Mary Elizabeth Perry argues that early modem Seville’s patriarchal system was in crisis and responded by strengthening its “authority through a political system that was closed to women, through guild regulations that multiplied to restrict the economic activities of women, and through more careful enclosure of women in convent, home, or brothel” (p. 13). Based on extensive research in Inquisition, hospital, convent, municipal, and other documents, plus judiciously culled writings of the period, she weaves a complex tapestry of information about women at two levels: (1) societal expectations for women, the gender system, and (2) the reality of women’s lives.
The book begins with women’s work at the time when male relatives left for the Spanish Indies, and then offers an analysis of a gender ideology that “emphasized the weakness and passivity of women, even as women’s active participation became more essential ” (p. 12). The author paints a skillful picture of what was expected of wives and describes the institution of dowry, cases of bigamists, and the class components of seduction and marriage.

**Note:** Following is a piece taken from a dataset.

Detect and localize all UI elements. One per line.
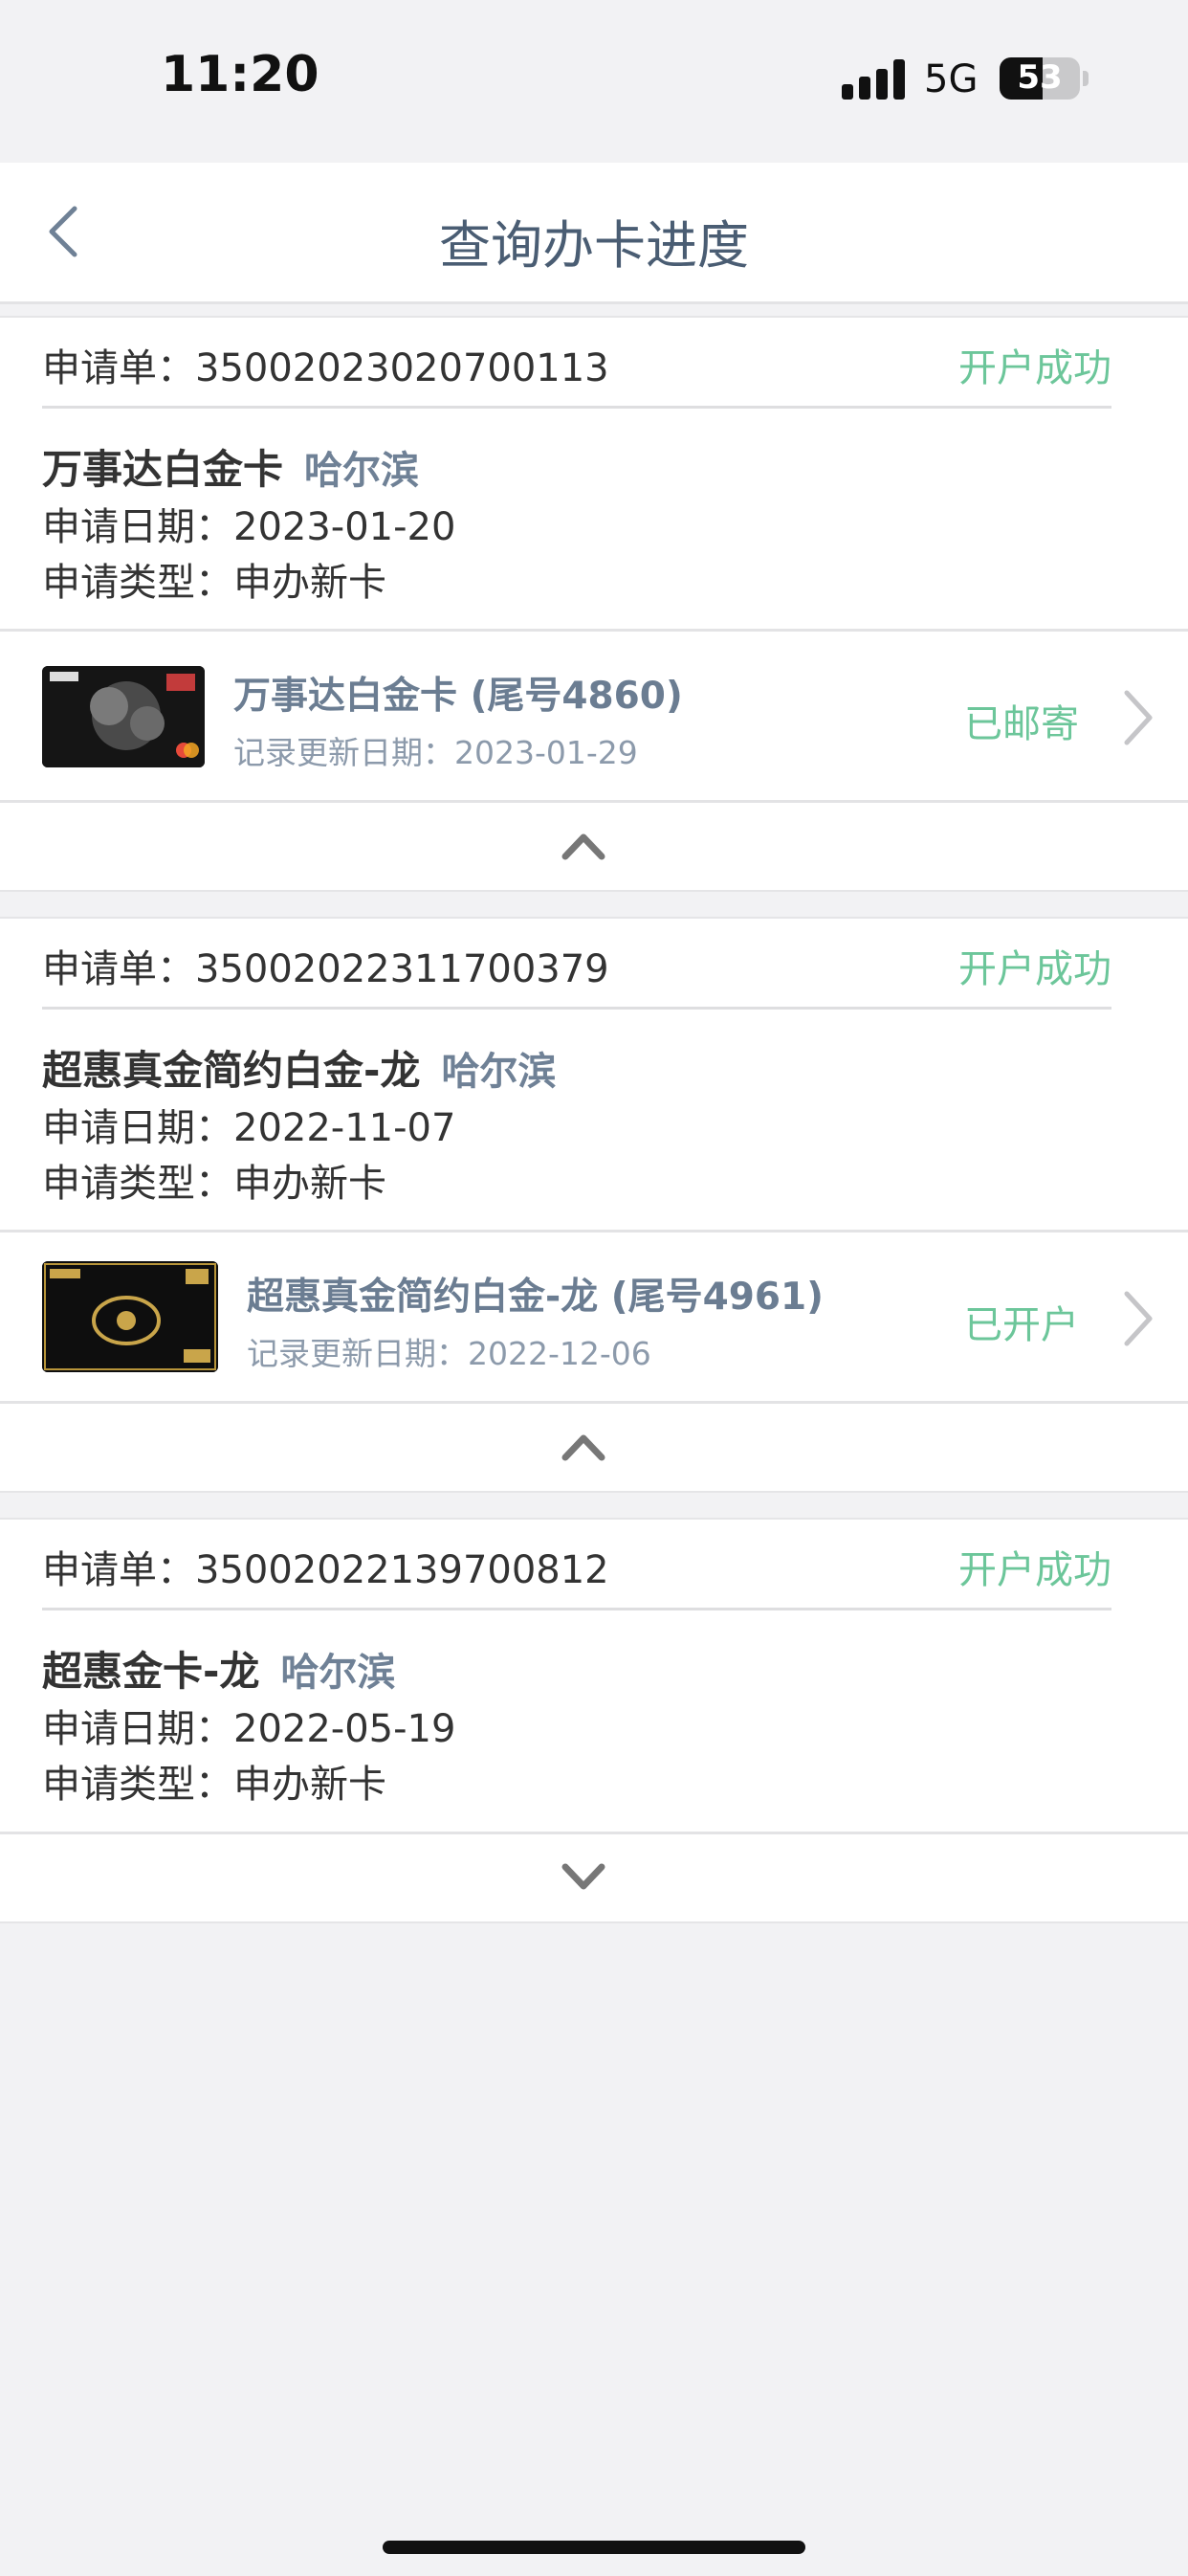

An analysis of both the confining and liberating elements in the lives of nuns and beatas is followed by especially interesting discussions on the “manly” woman and on prostitutes and the means used to control them.
I wish the author had compared expectations for women with those for men and the experiences of women with those of men. For example, whereas Perry shows that women were classified as either “good” or “bad,” she does not tell us whether similar categorizations were applied to men. And though she reviews the Inquisition’s treatment of women heretics, we do not learn in what ways this differed, if it did, from the justice applied to male heretics. Nonetheless, this book fills a need by providing a kaleidoscopic window onto the reality of women in early modern Seville.